A separate Worker handles WebSocket upgrades and routes users to their Durable Object, providing a stable endpoint that can be behind Cloudflare’s global network:

```typescript

// WebSocket gateway worker

export default {

async fetch(request: Request): Promise<Response> {

const url = new URL(request.url);

const userId = url.searchParams.get("userId");

if (!userId) return new Response("Missing userId", { status: 400 });

const doId = TRADE_FANOUT.idFromName(userId);

const stub = TRADE_FANOUT.get(doId);

// Upgrade to WebSocket via the Durable Object

return stub.fetch(request);

}

}

```

Performance Results

| Metric | Before (Centralized) | After (Edge Workers) | Improvement |

|--------|---------------------|---------------------|-------------|

| EU user latency | 145ms avg | 32ms avg | 78% faster |

| Asia user latency | 237ms avg | 48ms avg | 80% faster |

| US user latency | 35ms avg | 12ms avg | 66% faster |

| Monthly cost | $180 | ~$5 | 97% cheaper |

| Uptime | 99.9% | 99.99% | 0.09% better |

| Time-to-deploy | 45 min (AMI update) | 3 sec (wrangler deploy) | 900x faster |

Marketing the Edge

This architectural upgrade became a marketing asset in three ways:

1. **Technical blog content**: Deep-dive engineering posts attract developer leads to DeFiKit

2. **Competitive moat narrative**: “Edge-native trading infrastructure” is a differentiator against centralized competitors

3. **Performance badge**: We display a “Powered by Cloudflare Workers” badge with real-time latency stats on the dashboard footer

Users don’t care about your architecture.

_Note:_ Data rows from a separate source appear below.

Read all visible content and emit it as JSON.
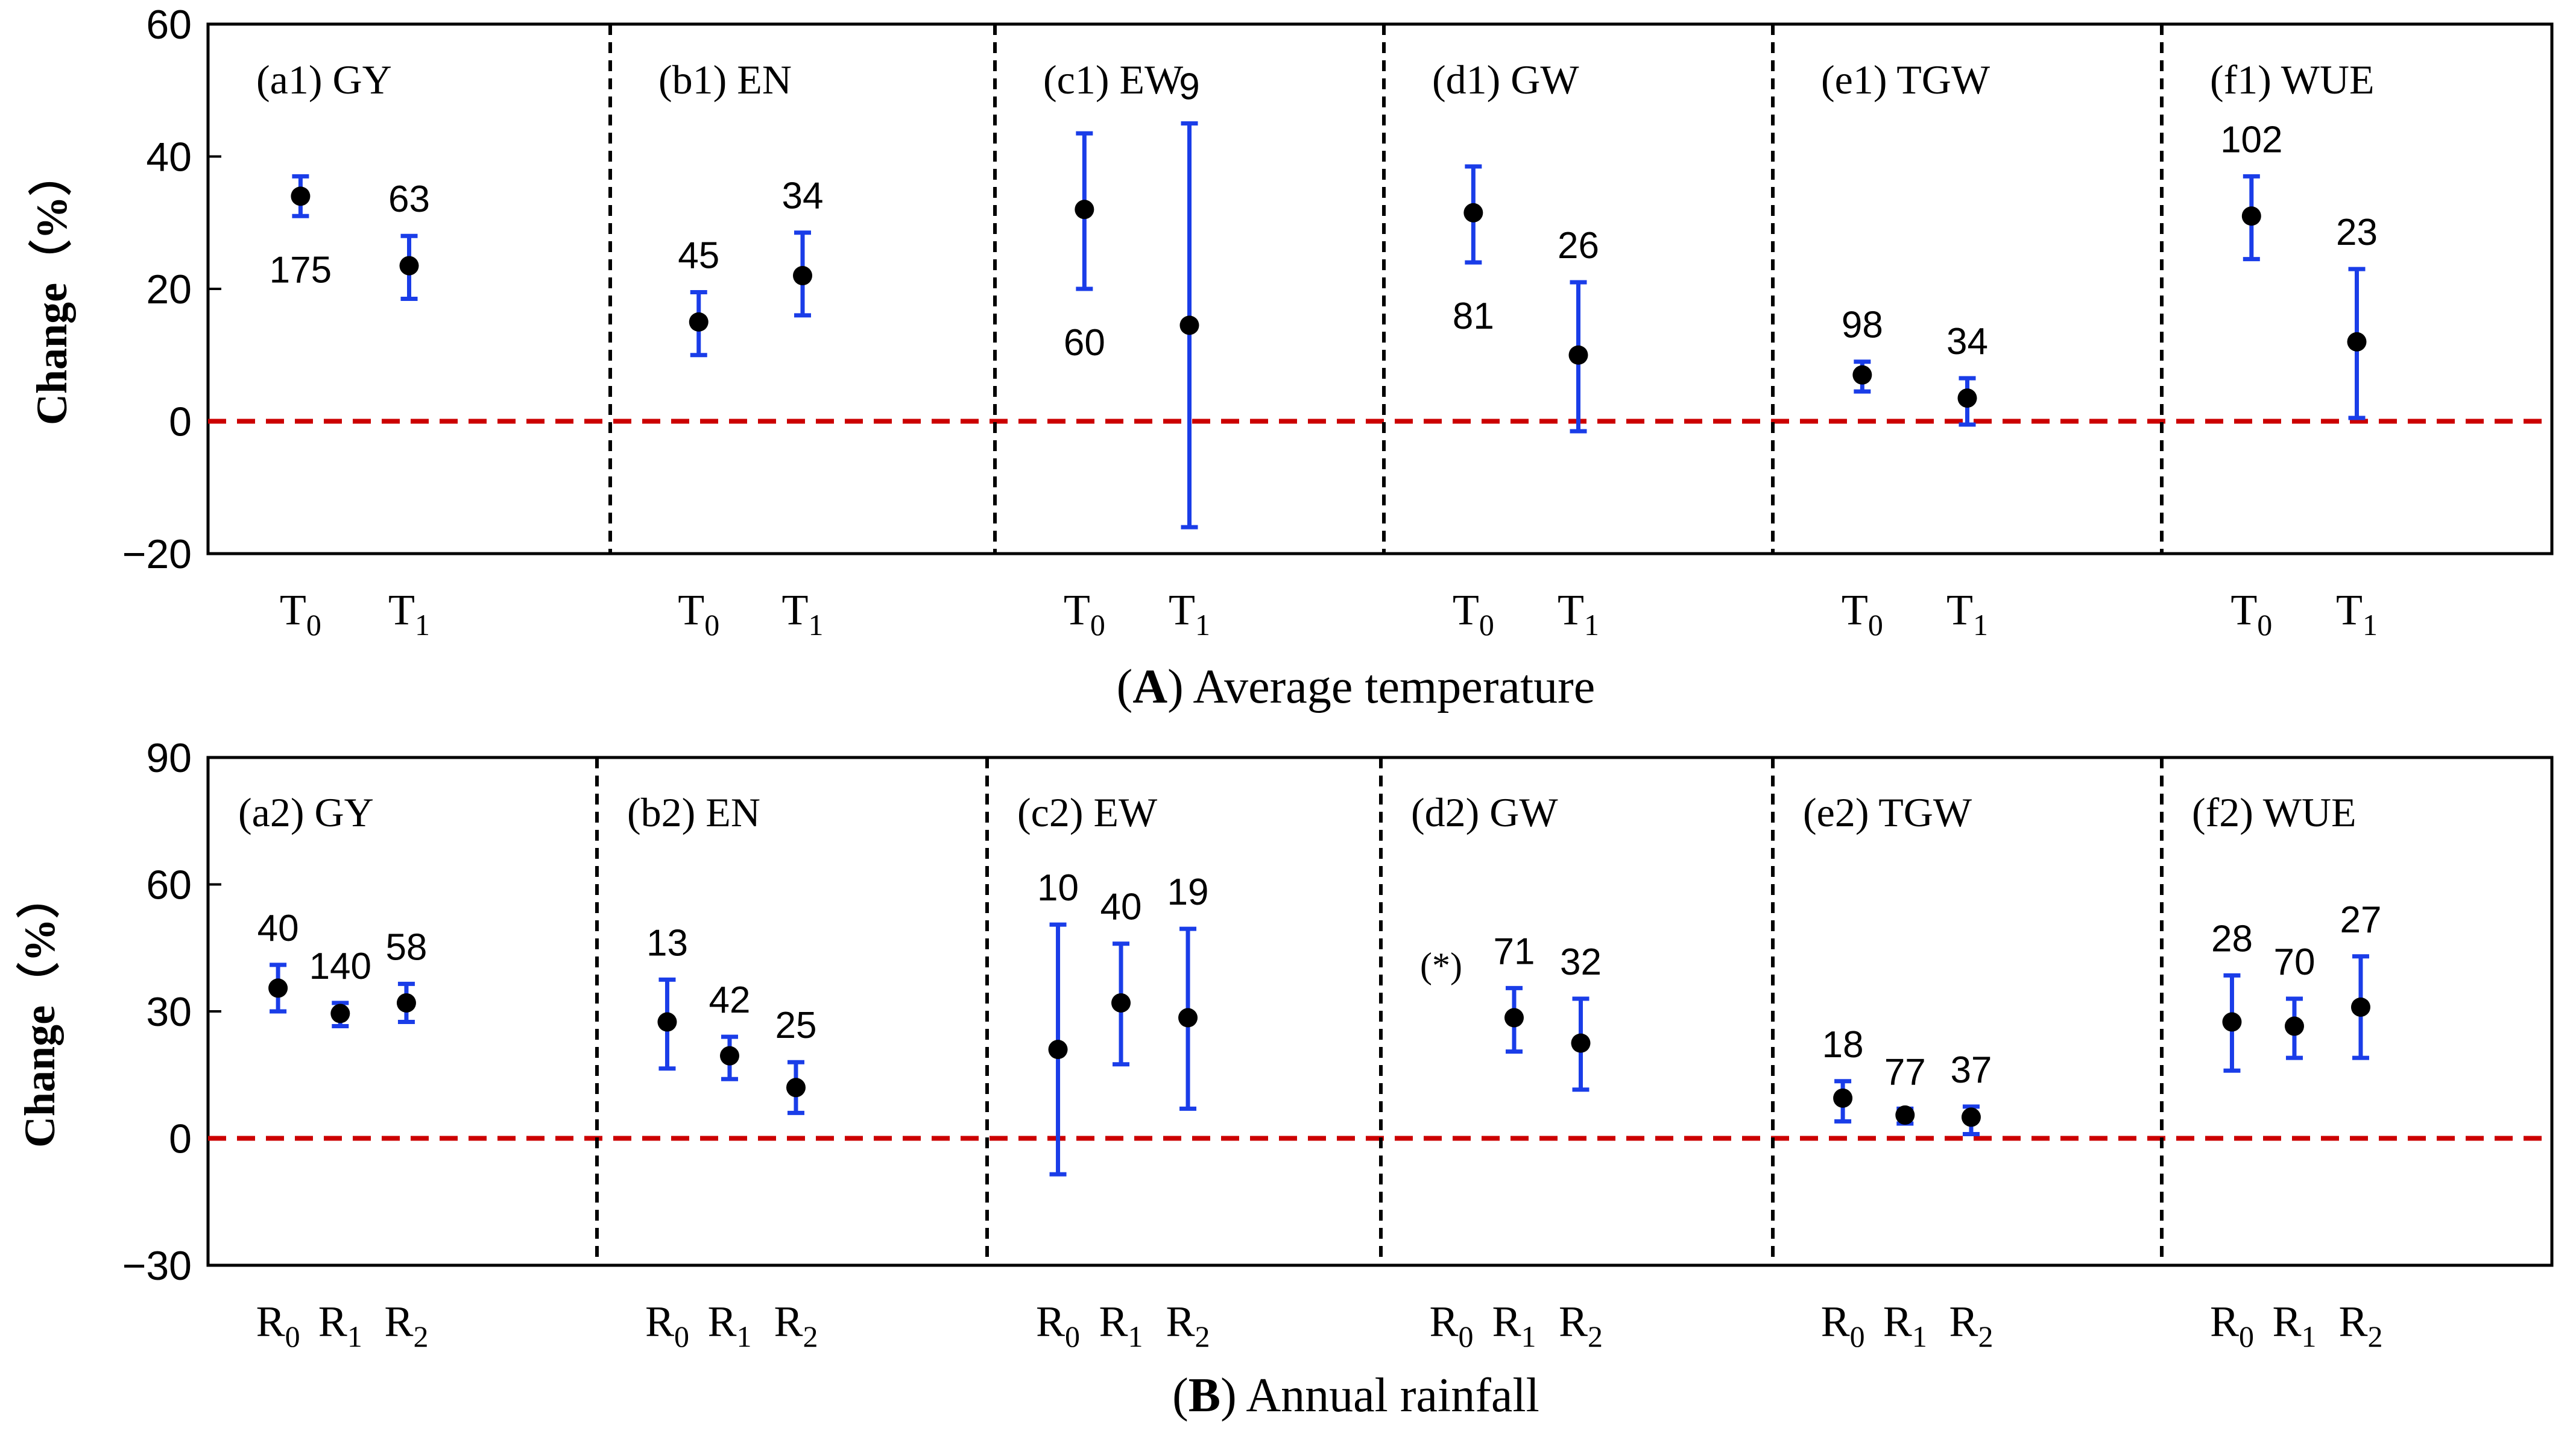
{
  "colors": {
    "errorbar": "#1a3de8",
    "point": "#000000",
    "zero_line": "#cc0000",
    "frame": "#000000",
    "divider": "#000000"
  },
  "chart_data": [
    {
      "type": "scatter",
      "id": "A",
      "caption": {
        "letter": "A",
        "text": "Average temperature"
      },
      "ylabel": "Change（%）",
      "ylim": [
        -20,
        60
      ],
      "yticks": [
        "−20",
        "0",
        "20",
        "40",
        "60"
      ],
      "ytick_values": [
        -20,
        0,
        20,
        40,
        60
      ],
      "zero_line": 0,
      "panels": [
        {
          "title": "(a1) GY",
          "points": [
            {
              "base": "T",
              "sub": "0",
              "y": 34,
              "lo": 31,
              "hi": 37,
              "n": "175",
              "label_pos": "below"
            },
            {
              "base": "T",
              "sub": "1",
              "y": 23.5,
              "lo": 18.5,
              "hi": 28,
              "n": "63",
              "label_pos": "above"
            }
          ]
        },
        {
          "title": "(b1) EN",
          "points": [
            {
              "base": "T",
              "sub": "0",
              "y": 15,
              "lo": 10,
              "hi": 19.5,
              "n": "45",
              "label_pos": "above"
            },
            {
              "base": "T",
              "sub": "1",
              "y": 22,
              "lo": 16,
              "hi": 28.5,
              "n": "34",
              "label_pos": "above"
            }
          ]
        },
        {
          "title": "(c1) EW",
          "points": [
            {
              "base": "T",
              "sub": "0",
              "y": 32,
              "lo": 20,
              "hi": 43.5,
              "n": "60",
              "label_pos": "below"
            },
            {
              "base": "T",
              "sub": "1",
              "y": 14.5,
              "lo": -16,
              "hi": 45,
              "n": "9",
              "label_pos": "above"
            }
          ]
        },
        {
          "title": "(d1) GW",
          "points": [
            {
              "base": "T",
              "sub": "0",
              "y": 31.5,
              "lo": 24,
              "hi": 38.5,
              "n": "81",
              "label_pos": "below"
            },
            {
              "base": "T",
              "sub": "1",
              "y": 10,
              "lo": -1.5,
              "hi": 21,
              "n": "26",
              "label_pos": "above"
            }
          ]
        },
        {
          "title": "(e1) TGW",
          "points": [
            {
              "base": "T",
              "sub": "0",
              "y": 7,
              "lo": 4.5,
              "hi": 9,
              "n": "98",
              "label_pos": "above"
            },
            {
              "base": "T",
              "sub": "1",
              "y": 3.5,
              "lo": -0.5,
              "hi": 6.5,
              "n": "34",
              "label_pos": "above"
            }
          ]
        },
        {
          "title": "(f1) WUE",
          "points": [
            {
              "base": "T",
              "sub": "0",
              "y": 31,
              "lo": 24.5,
              "hi": 37,
              "n": "102",
              "label_pos": "above"
            },
            {
              "base": "T",
              "sub": "1",
              "y": 12,
              "lo": 0.5,
              "hi": 23,
              "n": "23",
              "label_pos": "above"
            }
          ]
        }
      ]
    },
    {
      "type": "scatter",
      "id": "B",
      "caption": {
        "letter": "B",
        "text": "Annual rainfall"
      },
      "ylabel": "Change（%）",
      "ylim": [
        -30,
        90
      ],
      "yticks": [
        "−30",
        "0",
        "30",
        "60",
        "90"
      ],
      "ytick_values": [
        -30,
        0,
        30,
        60,
        90
      ],
      "zero_line": 0,
      "panels": [
        {
          "title": "(a2) GY",
          "points": [
            {
              "base": "R",
              "sub": "0",
              "y": 35.5,
              "lo": 30,
              "hi": 41,
              "n": "40",
              "label_pos": "above"
            },
            {
              "base": "R",
              "sub": "1",
              "y": 29.5,
              "lo": 26.5,
              "hi": 32,
              "n": "140",
              "label_pos": "above"
            },
            {
              "base": "R",
              "sub": "2",
              "y": 32,
              "lo": 27.5,
              "hi": 36.5,
              "n": "58",
              "label_pos": "above"
            }
          ]
        },
        {
          "title": "(b2) EN",
          "points": [
            {
              "base": "R",
              "sub": "0",
              "y": 27.5,
              "lo": 16.5,
              "hi": 37.5,
              "n": "13",
              "label_pos": "above"
            },
            {
              "base": "R",
              "sub": "1",
              "y": 19.5,
              "lo": 14,
              "hi": 24,
              "n": "42",
              "label_pos": "above"
            },
            {
              "base": "R",
              "sub": "2",
              "y": 12,
              "lo": 6,
              "hi": 18,
              "n": "25",
              "label_pos": "above"
            }
          ]
        },
        {
          "title": "(c2) EW",
          "points": [
            {
              "base": "R",
              "sub": "0",
              "y": 21,
              "lo": -8.5,
              "hi": 50.5,
              "n": "10",
              "label_pos": "above"
            },
            {
              "base": "R",
              "sub": "1",
              "y": 32,
              "lo": 17.5,
              "hi": 46,
              "n": "40",
              "label_pos": "above"
            },
            {
              "base": "R",
              "sub": "2",
              "y": 28.5,
              "lo": 7,
              "hi": 49.5,
              "n": "19",
              "label_pos": "above"
            }
          ]
        },
        {
          "title": "(d2) GW",
          "note": "(*)",
          "points": [
            {
              "base": "R",
              "sub": "0",
              "y": null,
              "lo": null,
              "hi": null,
              "n": "",
              "label_pos": "none"
            },
            {
              "base": "R",
              "sub": "1",
              "y": 28.5,
              "lo": 20.5,
              "hi": 35.5,
              "n": "71",
              "label_pos": "above"
            },
            {
              "base": "R",
              "sub": "2",
              "y": 22.5,
              "lo": 11.5,
              "hi": 33,
              "n": "32",
              "label_pos": "above"
            }
          ]
        },
        {
          "title": "(e2) TGW",
          "points": [
            {
              "base": "R",
              "sub": "0",
              "y": 9.5,
              "lo": 4,
              "hi": 13.5,
              "n": "18",
              "label_pos": "above"
            },
            {
              "base": "R",
              "sub": "1",
              "y": 5.5,
              "lo": 3.5,
              "hi": 7,
              "n": "77",
              "label_pos": "above"
            },
            {
              "base": "R",
              "sub": "2",
              "y": 5,
              "lo": 1,
              "hi": 7.5,
              "n": "37",
              "label_pos": "above"
            }
          ]
        },
        {
          "title": "(f2) WUE",
          "points": [
            {
              "base": "R",
              "sub": "0",
              "y": 27.5,
              "lo": 16,
              "hi": 38.5,
              "n": "28",
              "label_pos": "above"
            },
            {
              "base": "R",
              "sub": "1",
              "y": 26.5,
              "lo": 19,
              "hi": 33,
              "n": "70",
              "label_pos": "above"
            },
            {
              "base": "R",
              "sub": "2",
              "y": 31,
              "lo": 19,
              "hi": 43,
              "n": "27",
              "label_pos": "above"
            }
          ]
        }
      ]
    }
  ]
}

They care that their trades execute 200ms faster than the competition. Frame every technical improvement in user terms.

Key Takeaway

Migrating to Cloudflare Workers wasn’t just an infrastructure upgrade—it was a business transformation. 97% cost reduction, 78% latency improvement for global users, and zero ops overhead. For any trading application with a global user base, edge streaming isn’t optional. It’s table stakes.